Avnu / OpenAvnu

OpenAvnu - an Avnu sponsored repository for Time Sensitive Network (TSN and AVB) technology
468 stars 288 forks source link

gptp automotive profile resetting to default values for ml_phoffset and ml_freqoffset in the middle of operation #737

Open vasuhere opened 6 years ago

vasuhere commented 6 years ago

Hi,

I am using simple talker and simple listener with gptp in automotive profile. I am forcing gptp on talker to be the master (-V -T -GM) and forcing gptp on listener to be slave (-V -L).

In both with and without enabling automotive test mode (-E), i observed that after some time gptp slave is resetting ml_phoffset to "0" and ml_freqoffset to "1.000000".

Can someone please help me understand why such resetting is happening?

BR, Srinivas.

vasuhere commented 6 years ago

This reset of master data on slave is happening on "SYNC_INTERVAL_TIMEOUT_EXPIRES" and a sync message is being sent from slave. Isn't SYNC supposed to be from master to slave? Why is a SYNC message being sent from slave ?
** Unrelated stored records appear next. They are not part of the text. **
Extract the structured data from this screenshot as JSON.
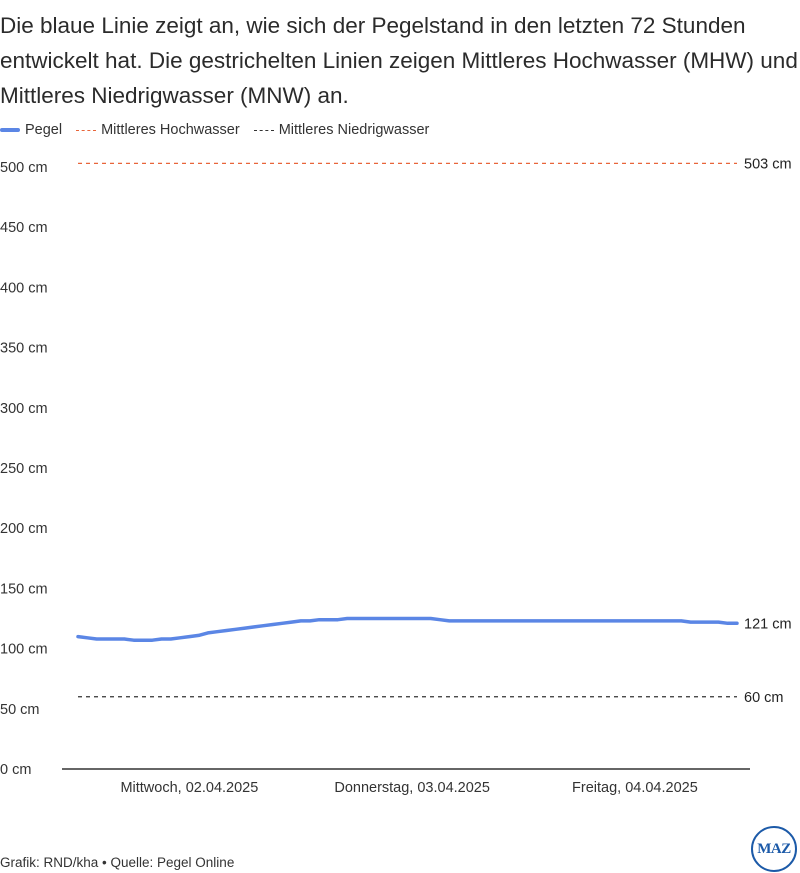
{
  "intro": "Die blaue Linie zeigt an, wie sich der Pegelstand in den letzten 72 Stunden entwickelt hat. Die gestrichelten Linien zeigen Mittleres Hochwasser (MHW) und Mittleres Niedrigwasser (MNW) an.",
  "legend": [
    {
      "label": "Pegel",
      "color": "#5b86e5",
      "style": "solid"
    },
    {
      "label": "Mittleres Hochwasser",
      "color": "#e8653a",
      "style": "dashed"
    },
    {
      "label": "Mittleres Niedrigwasser",
      "color": "#333333",
      "style": "dashed"
    }
  ],
  "chart_data": {
    "type": "line",
    "title": "",
    "xlabel": "",
    "ylabel": "",
    "ylim": [
      0,
      500
    ],
    "yticks": [
      0,
      50,
      100,
      150,
      200,
      250,
      300,
      350,
      400,
      450,
      500
    ],
    "y_unit": "cm",
    "xlim": [
      "2025-04-02T00:00",
      "2025-04-04T23:00"
    ],
    "x_tick_labels": [
      {
        "x": "2025-04-02T12:00",
        "label": "Mittwoch, 02.04.2025"
      },
      {
        "x": "2025-04-03T12:00",
        "label": "Donnerstag, 03.04.2025"
      },
      {
        "x": "2025-04-04T12:00",
        "label": "Freitag, 04.04.2025"
      }
    ],
    "legend_position": "top-left",
    "grid": false,
    "series": [
      {
        "name": "Pegel",
        "color": "#5b86e5",
        "end_label": "121 cm",
        "points": [
          [
            "2025-04-02T00:00",
            110
          ],
          [
            "2025-04-02T01:00",
            109
          ],
          [
            "2025-04-02T02:00",
            108
          ],
          [
            "2025-04-02T03:00",
            108
          ],
          [
            "2025-04-02T04:00",
            108
          ],
          [
            "2025-04-02T05:00",
            108
          ],
          [
            "2025-04-02T06:00",
            107
          ],
          [
            "2025-04-02T07:00",
            107
          ],
          [
            "2025-04-02T08:00",
            107
          ],
          [
            "2025-04-02T09:00",
            108
          ],
          [
            "2025-04-02T10:00",
            108
          ],
          [
            "2025-04-02T11:00",
            109
          ],
          [
            "2025-04-02T12:00",
            110
          ],
          [
            "2025-04-02T13:00",
            111
          ],
          [
            "2025-04-02T14:00",
            113
          ],
          [
            "2025-04-02T15:00",
            114
          ],
          [
            "2025-04-02T16:00",
            115
          ],
          [
            "2025-04-02T17:00",
            116
          ],
          [
            "2025-04-02T18:00",
            117
          ],
          [
            "2025-04-02T19:00",
            118
          ],
          [
            "2025-04-02T20:00",
            119
          ],
          [
            "2025-04-02T21:00",
            120
          ],
          [
            "2025-04-02T22:00",
            121
          ],
          [
            "2025-04-02T23:00",
            122
          ],
          [
            "2025-04-03T00:00",
            123
          ],
          [
            "2025-04-03T01:00",
            123
          ],
          [
            "2025-04-03T02:00",
            124
          ],
          [
            "2025-04-03T03:00",
            124
          ],
          [
            "2025-04-03T04:00",
            124
          ],
          [
            "2025-04-03T05:00",
            125
          ],
          [
            "2025-04-03T06:00",
            125
          ],
          [
            "2025-04-03T07:00",
            125
          ],
          [
            "2025-04-03T08:00",
            125
          ],
          [
            "2025-04-03T09:00",
            125
          ],
          [
            "2025-04-03T10:00",
            125
          ],
          [
            "2025-04-03T11:00",
            125
          ],
          [
            "2025-04-03T12:00",
            125
          ],
          [
            "2025-04-03T13:00",
            125
          ],
          [
            "2025-04-03T14:00",
            125
          ],
          [
            "2025-04-03T15:00",
            124
          ],
          [
            "2025-04-03T16:00",
            123
          ],
          [
            "2025-04-03T17:00",
            123
          ],
          [
            "2025-04-03T18:00",
            123
          ],
          [
            "2025-04-03T19:00",
            123
          ],
          [
            "2025-04-03T20:00",
            123
          ],
          [
            "2025-04-03T21:00",
            123
          ],
          [
            "2025-04-03T22:00",
            123
          ],
          [
            "2025-04-03T23:00",
            123
          ],
          [
            "2025-04-04T00:00",
            123
          ],
          [
            "2025-04-04T01:00",
            123
          ],
          [
            "2025-04-04T02:00",
            123
          ],
          [
            "2025-04-04T03:00",
            123
          ],
          [
            "2025-04-04T04:00",
            123
          ],
          [
            "2025-04-04T05:00",
            123
          ],
          [
            "2025-04-04T06:00",
            123
          ],
          [
            "2025-04-04T07:00",
            123
          ],
          [
            "2025-04-04T08:00",
            123
          ],
          [
            "2025-04-04T09:00",
            123
          ],
          [
            "2025-04-04T10:00",
            123
          ],
          [
            "2025-04-04T11:00",
            123
          ],
          [
            "2025-04-04T12:00",
            123
          ],
          [
            "2025-04-04T13:00",
            123
          ],
          [
            "2025-04-04T14:00",
            123
          ],
          [
            "2025-04-04T15:00",
            123
          ],
          [
            "2025-04-04T16:00",
            123
          ],
          [
            "2025-04-04T17:00",
            123
          ],
          [
            "2025-04-04T18:00",
            122
          ],
          [
            "2025-04-04T19:00",
            122
          ],
          [
            "2025-04-04T20:00",
            122
          ],
          [
            "2025-04-04T21:00",
            122
          ],
          [
            "2025-04-04T22:00",
            121
          ],
          [
            "2025-04-04T23:00",
            121
          ]
        ]
      }
    ],
    "reference_lines": [
      {
        "name": "Mittleres Hochwasser",
        "value": 503,
        "label": "503 cm",
        "color": "#e8653a",
        "style": "dashed"
      },
      {
        "name": "Mittleres Niedrigwasser",
        "value": 60,
        "label": "60 cm",
        "color": "#333333",
        "style": "dashed"
      }
    ]
  },
  "footer": "Grafik: RND/kha • Quelle: Pegel Online",
  "logo": "MAZ"
}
pinealservo commented 6 years ago

That sounds like it could be a bug, but it would help narrow down what might be causing it if you could provide some more information:

  1. Which branch and commit did you build?
  2. What devices are you using as endpoints? Is there a switch involved, and if so what kind is it?
  3. Do you have some log output captured?
vasuhere commented 6 years ago

Hi,

  1. I am have taken code from master branch
  2. I am using Intel I210 NIC on PC1 as talker (gptp master, automotive profile) and Intel 82579LM NIC on PC2 as listener (gptp slave, automotive profile). PC1 and PC2 are directly connected using an ethernet cable.
  3. Please find attached logs taken for gptp slave gptp_slave_log.txt
PawelModrzejewski commented 6 years ago

Could you also check (wireshark, tcpdump) if your slave sends out Sync/Follow_up messages?
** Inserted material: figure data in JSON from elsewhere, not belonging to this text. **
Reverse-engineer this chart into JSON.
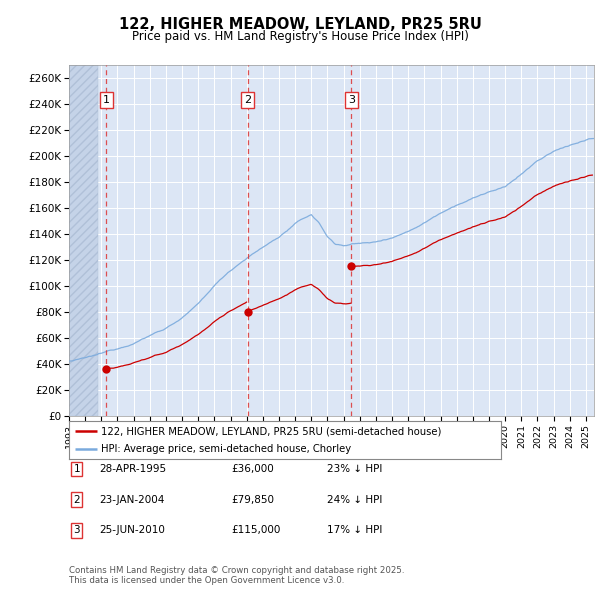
{
  "title": "122, HIGHER MEADOW, LEYLAND, PR25 5RU",
  "subtitle": "Price paid vs. HM Land Registry's House Price Index (HPI)",
  "legend_line1": "122, HIGHER MEADOW, LEYLAND, PR25 5RU (semi-detached house)",
  "legend_line2": "HPI: Average price, semi-detached house, Chorley",
  "footer": "Contains HM Land Registry data © Crown copyright and database right 2025.\nThis data is licensed under the Open Government Licence v3.0.",
  "ylim": [
    0,
    270000
  ],
  "yticks": [
    0,
    20000,
    40000,
    60000,
    80000,
    100000,
    120000,
    140000,
    160000,
    180000,
    200000,
    220000,
    240000,
    260000
  ],
  "ytick_labels": [
    "£0",
    "£20K",
    "£40K",
    "£60K",
    "£80K",
    "£100K",
    "£120K",
    "£140K",
    "£160K",
    "£180K",
    "£200K",
    "£220K",
    "£240K",
    "£260K"
  ],
  "xlim_start": 1993.0,
  "xlim_end": 2025.5,
  "sales": [
    {
      "num": 1,
      "date": "28-APR-1995",
      "year": 1995.32,
      "price": 36000,
      "pct": "23%"
    },
    {
      "num": 2,
      "date": "23-JAN-2004",
      "year": 2004.06,
      "price": 79850,
      "pct": "24%"
    },
    {
      "num": 3,
      "date": "25-JUN-2010",
      "year": 2010.48,
      "price": 115000,
      "pct": "17%"
    }
  ],
  "bg_color": "#dce6f5",
  "grid_color": "#ffffff",
  "hatch_color": "#c5d3e8",
  "red_line_color": "#cc0000",
  "blue_line_color": "#7aaadd",
  "sale_marker_color": "#cc0000",
  "vline_color": "#dd3333",
  "hpi_ref_years": [
    1993.0,
    1994.0,
    1995.0,
    1996.0,
    1997.0,
    1998.0,
    1999.0,
    2000.0,
    2001.0,
    2002.0,
    2003.0,
    2004.0,
    2005.0,
    2006.0,
    2007.0,
    2008.0,
    2008.5,
    2009.0,
    2009.5,
    2010.0,
    2010.5,
    2011.0,
    2012.0,
    2013.0,
    2014.0,
    2015.0,
    2016.0,
    2017.0,
    2018.0,
    2019.0,
    2020.0,
    2021.0,
    2022.0,
    2023.0,
    2024.0,
    2025.3
  ],
  "hpi_ref_vals": [
    42000,
    44000,
    47000,
    51000,
    56000,
    62000,
    68000,
    76000,
    86000,
    100000,
    112000,
    122000,
    130000,
    138000,
    148000,
    155000,
    148000,
    138000,
    132000,
    131000,
    133000,
    133000,
    134000,
    138000,
    143000,
    150000,
    158000,
    165000,
    170000,
    175000,
    178000,
    188000,
    198000,
    205000,
    210000,
    215000
  ]
}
Update: now I see you've already done it: "... and a sync message is being sent from slave."

vasuhere commented 6 years ago

From the attached log, the below signals are received at slave.
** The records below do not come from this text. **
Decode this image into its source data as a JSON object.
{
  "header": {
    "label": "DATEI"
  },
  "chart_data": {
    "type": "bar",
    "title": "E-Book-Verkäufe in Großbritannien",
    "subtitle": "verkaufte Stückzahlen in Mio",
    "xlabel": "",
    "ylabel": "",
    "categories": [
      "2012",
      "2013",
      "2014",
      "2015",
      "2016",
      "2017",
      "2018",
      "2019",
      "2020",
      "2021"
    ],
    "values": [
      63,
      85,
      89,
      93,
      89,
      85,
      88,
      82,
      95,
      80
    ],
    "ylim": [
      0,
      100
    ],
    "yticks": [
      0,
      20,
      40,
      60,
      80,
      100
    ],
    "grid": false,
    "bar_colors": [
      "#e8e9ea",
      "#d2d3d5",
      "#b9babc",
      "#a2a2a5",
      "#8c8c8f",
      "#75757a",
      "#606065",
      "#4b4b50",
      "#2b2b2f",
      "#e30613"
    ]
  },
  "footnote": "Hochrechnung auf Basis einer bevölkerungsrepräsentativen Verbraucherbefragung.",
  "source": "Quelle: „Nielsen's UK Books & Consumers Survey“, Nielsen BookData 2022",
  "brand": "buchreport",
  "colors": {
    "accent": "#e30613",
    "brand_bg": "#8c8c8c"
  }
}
STATUS : GPTP [14:27:02:058] Signalling Link Delay Interval: -128 STATUS : GPTP [14:27:02:058] Signalling Sync Interval: 0 STATUS : GPTP [14:27:02:058] Signalling Announce Interval: -128

Once this message is received at slave, code at ptp_message.cpp, PTPMessageSignalling::ProcessMessage function, seems to be setting syncInterval as well, with out checking if the port is in master/slave mode.

tlv.getTimeSyncInterval() is assiging "timeSyncInterval" to "0", which is setting "startSyncIntervalTimer(waitTime)", with "waitTime" as 1 second, which can be observed from the logs that after 1 second, SYNC_INTERVAL_TIMEOUT_EXPIRES event is triggered.

pinealservo commented 6 years ago

I think you're right; because the signalling message is received, it has set the SYNC interval to 1 second and it doesn't check if it's the GM before setting the SYNC timer. And when the SYNC timer expires, it doesn't check whether it's the GM before sending a SYNC.

Apparently, both when we send or receive a SYNC, we call clock->calcLocalSystemClockRateDifference and clock->setMasterOffset; the calcLocalSYstemClockRateDifference is what is printing the STATUS messages with the clock offset, rate ratio, etc. which I assume are also being written to the shared memory area.

So I would guess, based on the debug output, that you'll see the shared memory stuff oscillate between what it should be holding as a gPTP slave (if it just received a SYNC) and what it would hold as a gPTP grandmaster (if it just sent a SYNC).

I think that a check in the handler for signalling messages before setting the SYNC interval timer would fix the problem. If you would like to try fixing it, that would be great; otherwise we'll get something together soon.

vasuhere commented 6 years ago

Thanks a lot @pinealservo for the analysis and suggesting a fix.

I have made the below fix and it seems to work fine. I have included the whole logic of setting Sync interval in PTPMessageSignalling::ProcessMessage, in side

if(PTP_MASTER == port->getPortState()) {
}

One more issue that is observed is, the signals mentioned in the above log are supposed to be from a slave to master, but here the master is sending them to the slave. in ether_port.cpp, the logic for sending these signals seems to be fine, as they are sending these signals if the port is not GM (if(!isGM))

But the issue here is, port->isGM is not being initialized to true. class EtherPort is inheriting from class CommonPort. there is an isGM variable in both EtherPort and CommonPort classes. the isGM variable inside CommonPort is being set during construction but not the one in EtherPort.

This looks like a problem. I think EtherPort would like to make use of isGM variable from CommonPort class. As a temporary fix I removed isGM variable from EtherPort class. This seems to work fine.